I study English and last month I was getting ready for an exam. I am in my last year at university and in the coming weeks I have to get through a number of exams to graduate. But during the night the soldiers come in and I loose concentration and I cannot study anymore and I am frightened of what they can do to me. I am not frightened of their guns or their force but of what they can do to me…
When I went to the exam I explained the situation to the professor but he told me that we are all living in bad conditions. I tried to insist and asked him to come and see where I live, but he did not come. He was afraid because nobody lives so close to the soldiers like us, and nobody wants to believe me when I tell them.
At night we cannot open the windows even if it is very hot, because they have forbidden us to and then they would be able to look inside. Now I think they can see inside even with the windows closed.

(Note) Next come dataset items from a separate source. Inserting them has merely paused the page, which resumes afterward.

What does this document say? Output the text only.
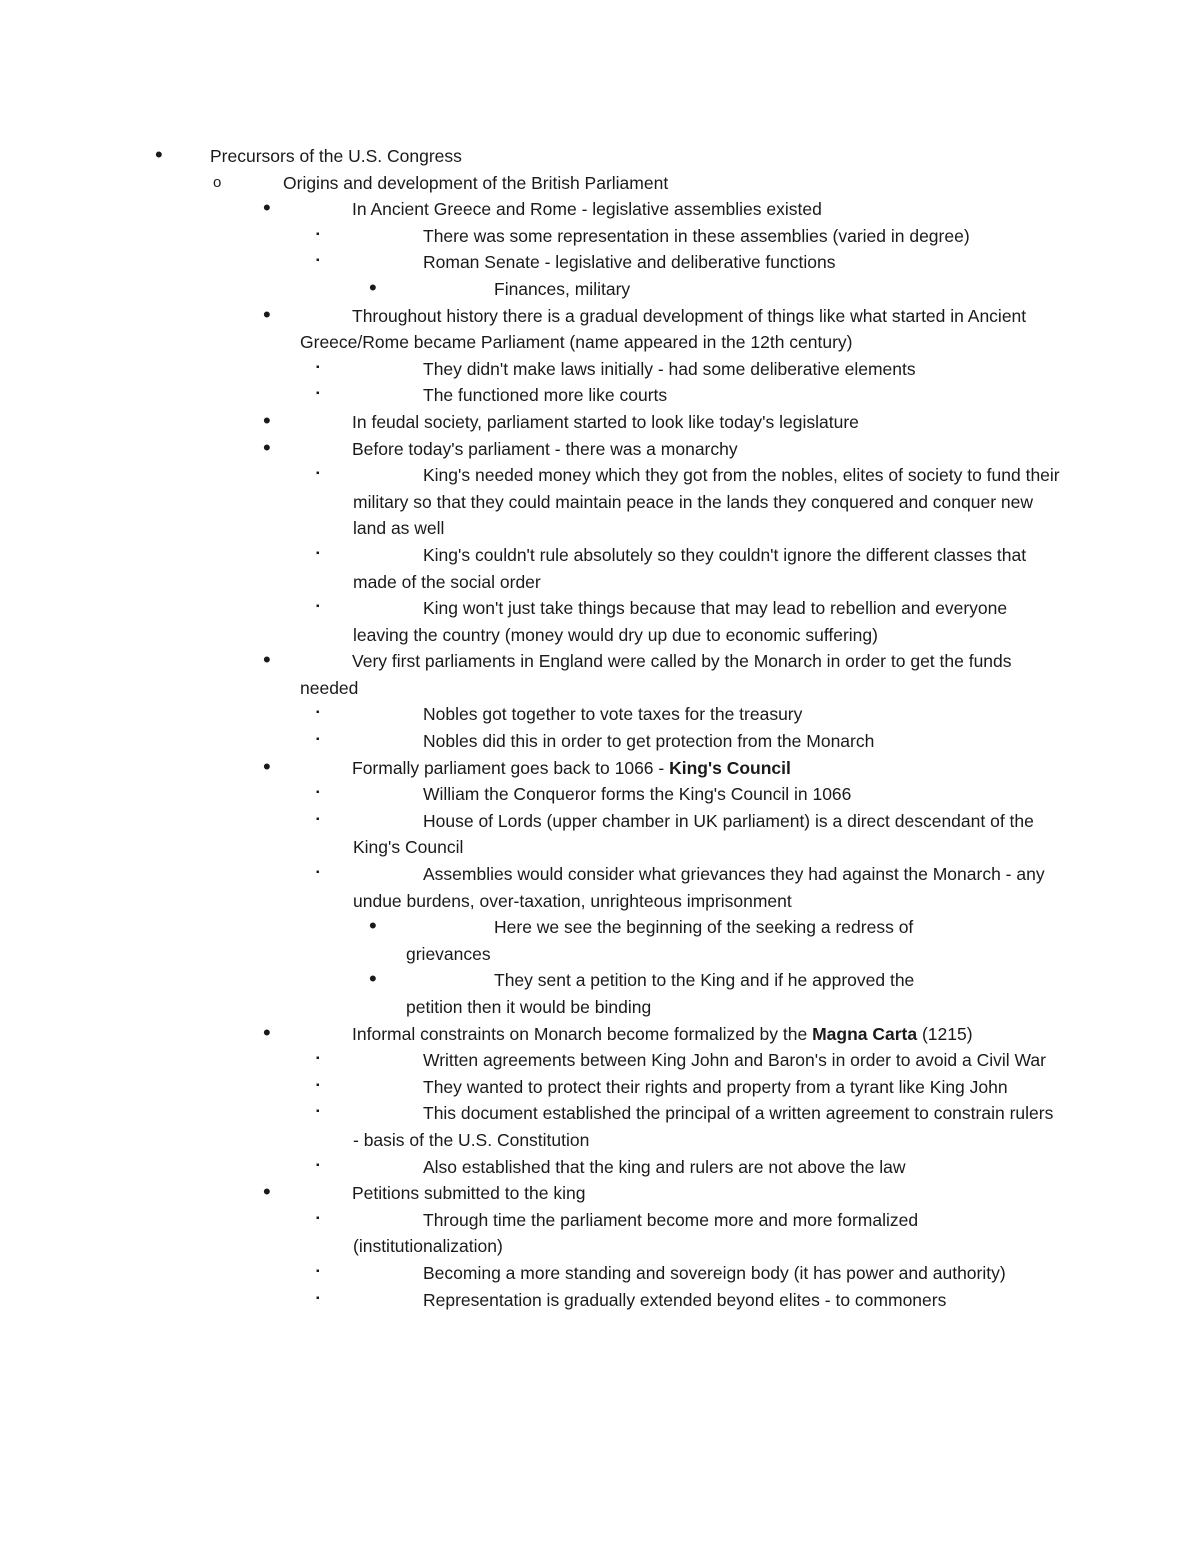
•	Precursors of the U.S. Congress
o	Origins and development of the British Parliament
•	In Ancient Greece and Rome - legislative assemblies existed
▪	There was some representation in these assemblies (varied in degree)
▪	Roman Senate - legislative and deliberative functions
•	Finances, military
•	Throughout history there is a gradual development of things like what started in Ancient Greece/Rome became Parliament (name appeared in the 12th century)
▪	They didn't make laws initially - had some deliberative elements
▪	The functioned more like courts
•	In feudal society, parliament started to look like today's legislature
•	Before today's parliament - there was a monarchy
▪	King's needed money which they got from the nobles, elites of society to fund their military so that they could maintain peace in the lands they conquered and conquer new land as well
▪	King's couldn't rule absolutely so they couldn't ignore the different classes that made of the social order
▪	King won't just take things because that may lead to rebellion and everyone leaving the country (money would dry up due to economic suffering)
•	Very first parliaments in England were called by the Monarch in order to get the funds needed
▪	Nobles got together to vote taxes for the treasury
▪	Nobles did this in order to get protection from the Monarch
•	Formally parliament goes back to 1066 - King's Council
▪	William the Conqueror forms the King's Council in 1066
▪	House of Lords (upper chamber in UK parliament) is a direct descendant of the King's Council
▪	Assemblies would consider what grievances they had against the Monarch - any undue burdens, over-taxation, unrighteous imprisonment
•	Here we see the beginning of the seeking a redress of grievances
•	They sent a petition to the King and if he approved the petition then it would be binding
•	Informal constraints on Monarch become formalized by the Magna Carta (1215)
▪	Written agreements between King John and Baron's in order to avoid a Civil War
▪	They wanted to protect their rights and property from a tyrant like King John
▪	This document established the principal of a written agreement to constrain rulers - basis of the U.S. Constitution
▪	Also established that the king and rulers are not above the law
•	Petitions submitted to the king
▪	Through time the parliament become more and more formalized (institutionalization)
▪	Becoming a more standing and sovereign body (it has power and authority)
▪	Representation is gradually extended beyond elites - to commoners
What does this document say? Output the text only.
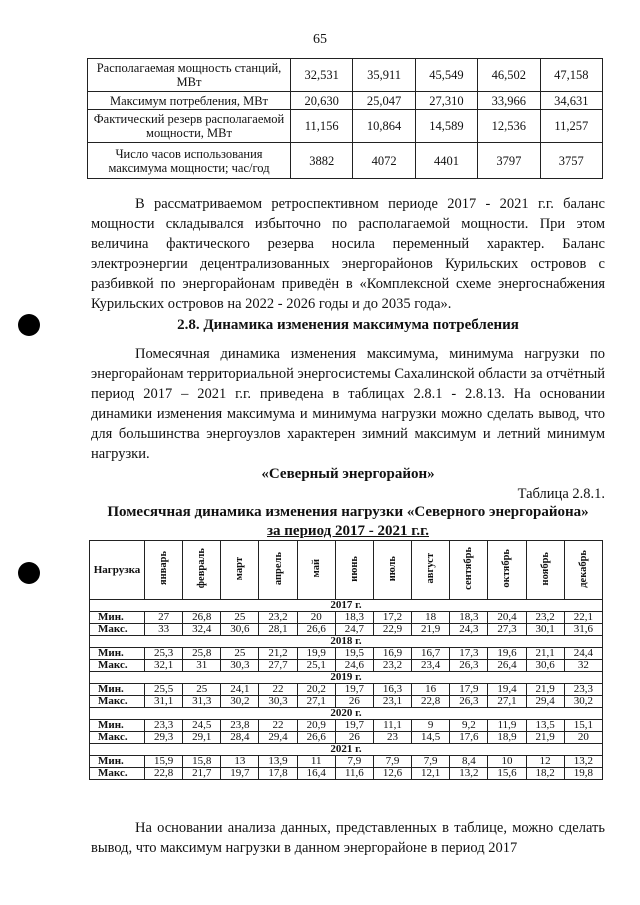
65
Располагаемая мощность станций, МВт	32,531	35,911	45,549	46,502	47,158
Максимум потребления, МВт	20,630	25,047	27,310	33,966	34,631
Фактический резерв располагаемой мощности, МВт	11,156	10,864	14,589	12,536	11,257
Число часов использования максимума мощности; час/год	3882	4072	4401	3797	3757
В рассматриваемом ретроспективном периоде 2017 - 2021 г.г. баланс мощности складывался избыточно по располагаемой мощности. При этом величина фактического резерва носила переменный характер. Баланс электроэнергии децентрализованных энергорайонов Курильских островов с разбивкой по энергорайонам приведён в «Комплексной схеме энергоснабжения Курильских островов на 2022 - 2026 годы и до 2035 года».
2.8. Динамика изменения максимума потребления
Помесячная динамика изменения максимума, минимума нагрузки по энергорайонам территориальной энергосистемы Сахалинской области за отчётный период 2017 – 2021 г.г. приведена в таблицах 2.8.1 - 2.8.13. На основании динамики изменения максимума и минимума нагрузки можно сделать вывод, что для большинства энергоузлов характерен зимний максимум и летний минимум нагрузки.
«Северный энергорайон»
Таблица 2.8.1.
Помесячная динамика изменения нагрузки «Северного энергорайона»
за период 2017 - 2021 г.г.
Нагрузка	январь	февраль	март	апрель	май	июнь	июль	август	сентябрь	октябрь	ноябрь	декабрь
2017 г.												
Мин.	27	26,8	25	23,2	20	18,3	17,2	18	18,3	20,4	23,2	22,1
Макс.	33	32,4	30,6	28,1	26,6	24,7	22,9	21,9	24,3	27,3	30,1	31,6
2018 г.												
Мин.	25,3	25,8	25	21,2	19,9	19,5	16,9	16,7	17,3	19,6	21,1	24,4
Макс.	32,1	31	30,3	27,7	25,1	24,6	23,2	23,4	26,3	26,4	30,6	32
2019 г.												
Мин.	25,5	25	24,1	22	20,2	19,7	16,3	16	17,9	19,4	21,9	23,3
Макс.	31,1	31,3	30,2	30,3	27,1	26	23,1	22,8	26,3	27,1	29,4	30,2
2020 г.												
Мин.	23,3	24,5	23,8	22	20,9	19,7	11,1	9	9,2	11,9	13,5	15,1
Макс.	29,3	29,1	28,4	29,4	26,6	26	23	14,5	17,6	18,9	21,9	20
2021 г.												
Мин.	15,9	15,8	13	13,9	11	7,9	7,9	7,9	8,4	10	12	13,2
Макс.	22,8	21,7	19,7	17,8	16,4	11,6	12,6	12,1	13,2	15,6	18,2	19,8
На основании анализа данных, представленных в таблице, можно сделать вывод, что максимум нагрузки в данном энергорайоне в период 2017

Sometimes my father does not want to open the door to the soldiers and then my mother gets angry because it is not proper for her to go and open. She is a woman. But if we do not open the door, the soldiers shoot from the window and my mother suffers from rheumatism and when they shoot into our rooms she cannot go on hands and knees like us.
If one gets ill and urgently need to go to hospital in the night, we cannot go and the ambulance cannot come here. We couldn't even phone for one because they have confiscated my brother's mobile and forbidden us to have a normal telephone. We cannot go out when it is dark because of the curfew and no one can come to us.

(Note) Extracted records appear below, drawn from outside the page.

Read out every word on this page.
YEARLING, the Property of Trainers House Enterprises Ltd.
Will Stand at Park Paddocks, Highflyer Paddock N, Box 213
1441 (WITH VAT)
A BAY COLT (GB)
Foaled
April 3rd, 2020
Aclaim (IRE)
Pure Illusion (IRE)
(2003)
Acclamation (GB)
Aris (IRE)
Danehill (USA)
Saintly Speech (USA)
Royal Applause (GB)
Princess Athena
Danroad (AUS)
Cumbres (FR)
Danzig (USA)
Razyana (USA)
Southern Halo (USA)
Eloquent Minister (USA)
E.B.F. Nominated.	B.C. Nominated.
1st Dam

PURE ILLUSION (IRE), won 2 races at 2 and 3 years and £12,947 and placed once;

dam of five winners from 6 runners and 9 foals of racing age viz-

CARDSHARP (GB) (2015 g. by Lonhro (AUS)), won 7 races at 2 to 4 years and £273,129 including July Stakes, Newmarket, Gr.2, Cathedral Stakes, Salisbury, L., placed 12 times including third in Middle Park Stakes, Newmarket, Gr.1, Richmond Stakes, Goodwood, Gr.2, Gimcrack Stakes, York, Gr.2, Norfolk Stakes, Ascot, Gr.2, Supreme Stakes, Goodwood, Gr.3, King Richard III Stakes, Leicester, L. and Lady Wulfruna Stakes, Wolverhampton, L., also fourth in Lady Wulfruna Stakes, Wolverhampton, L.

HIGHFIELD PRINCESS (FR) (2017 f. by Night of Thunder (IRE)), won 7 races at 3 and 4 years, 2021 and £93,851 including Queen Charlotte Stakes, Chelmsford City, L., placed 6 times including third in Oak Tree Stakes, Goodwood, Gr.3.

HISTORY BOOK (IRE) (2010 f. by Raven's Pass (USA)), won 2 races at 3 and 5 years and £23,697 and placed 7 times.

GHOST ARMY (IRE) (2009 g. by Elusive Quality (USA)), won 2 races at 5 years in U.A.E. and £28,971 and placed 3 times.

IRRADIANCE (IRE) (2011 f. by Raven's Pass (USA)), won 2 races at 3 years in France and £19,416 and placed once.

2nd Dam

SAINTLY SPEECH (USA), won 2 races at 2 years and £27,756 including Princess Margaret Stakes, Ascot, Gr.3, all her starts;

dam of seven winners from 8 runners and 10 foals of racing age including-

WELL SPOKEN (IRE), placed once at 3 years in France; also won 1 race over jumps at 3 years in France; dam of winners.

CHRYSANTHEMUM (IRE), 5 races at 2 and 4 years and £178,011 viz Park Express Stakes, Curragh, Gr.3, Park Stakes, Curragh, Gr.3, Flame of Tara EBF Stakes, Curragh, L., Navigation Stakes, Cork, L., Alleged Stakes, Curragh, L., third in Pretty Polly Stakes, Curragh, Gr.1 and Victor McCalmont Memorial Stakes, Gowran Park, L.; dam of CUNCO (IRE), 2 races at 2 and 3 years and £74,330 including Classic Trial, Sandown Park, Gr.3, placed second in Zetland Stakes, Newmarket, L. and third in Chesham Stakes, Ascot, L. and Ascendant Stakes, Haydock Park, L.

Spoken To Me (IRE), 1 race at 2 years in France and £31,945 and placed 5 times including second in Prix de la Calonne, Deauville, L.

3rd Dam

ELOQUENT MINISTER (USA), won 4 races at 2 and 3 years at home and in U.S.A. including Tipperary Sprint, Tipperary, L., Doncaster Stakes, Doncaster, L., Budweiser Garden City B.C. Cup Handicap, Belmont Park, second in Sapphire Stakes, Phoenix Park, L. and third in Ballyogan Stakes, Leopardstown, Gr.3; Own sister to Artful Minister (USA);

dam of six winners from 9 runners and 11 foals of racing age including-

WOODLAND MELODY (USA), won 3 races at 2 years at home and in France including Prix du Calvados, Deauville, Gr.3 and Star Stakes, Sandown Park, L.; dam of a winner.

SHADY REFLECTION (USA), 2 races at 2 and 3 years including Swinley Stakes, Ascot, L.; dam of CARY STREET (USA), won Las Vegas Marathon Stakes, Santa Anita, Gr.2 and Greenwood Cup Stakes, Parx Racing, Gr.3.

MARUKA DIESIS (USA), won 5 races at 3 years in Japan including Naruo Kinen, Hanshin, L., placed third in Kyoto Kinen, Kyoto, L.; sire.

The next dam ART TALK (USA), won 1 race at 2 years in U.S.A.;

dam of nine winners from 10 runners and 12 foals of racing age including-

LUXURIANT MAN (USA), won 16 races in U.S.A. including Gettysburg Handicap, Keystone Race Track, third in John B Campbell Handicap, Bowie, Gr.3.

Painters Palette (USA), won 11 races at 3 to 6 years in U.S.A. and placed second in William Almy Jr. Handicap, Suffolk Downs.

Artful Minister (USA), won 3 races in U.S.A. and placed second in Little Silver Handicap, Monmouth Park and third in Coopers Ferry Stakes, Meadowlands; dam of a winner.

We are very tired of living like this.
Three months ago they went into a house down there and filled it with explosives before demolishing it. Then they returned with tanks and many soldiers were hidden behind the wall to protect the work of the bulldozer. One of my brothers stood in front of the bulldozer to try to stop it, to prevent it from destroying everything, but in the end they blew up the house and passed over it with the bulldozer flattening everything. They also destroyed all our olive trees. Thank be to God my brother is still alive.
Once they came in with dogs -they were German shepherds- they nosed everywhere. The children were very frightened. The dogs even nosed into our plates in the kitchen and afterwards we had to wash everything because the dogs are dirty animals and they stink.
One evening I was sitting on the doorstep washing the dishes and they saw me with the telecamera, the one on the post. So they came and asked me if I was waiting for a terrorist. But I was only washing the dishes and not waiting for anyone. I was afraid that they were going to kill me but they saw the dishes and believed me.
They can do whatever they want in the name of their security, even if we don't do them any harm. We don't throw stones, much less shoot at them. Otherwise, they have warned us, they will immediately come and demolish all our houses without any notice.
They observe us the whole time with that telecamera on the post, do you see how they are observing us? If some stranger comes to see us, than they come and want to know everything: who is he? and why has he come? and what does he do? No, it is different with you, you are not Palestinians."

We hear shouted orders from a megaphone, then a tank raises a cloud of dust. They are probably changing the guard, it is the night shift.

"This child is very young, he is my brother's son. The first word he spoke was not 'ma' or 'da', but 'tak' (shoot). When he sees soldiers, he is always very frightened and calls: mummy, mummy.
Some foreign psychologists sent by the United Nations came to speak with our children, but they could not find any solution. When they left after five months they were more depressed than us. There is no hope for us and no future."

The night passed accompanied by distant explosions and bursts if fire towards the west. Silence, instead, reign here. The muezzin cannot give the morning call to prayer at four in the morning, like every other place in the Gaza Strip. Even the cockerels seem to be introverted on these sand dunes at the end of the Kussufin Road.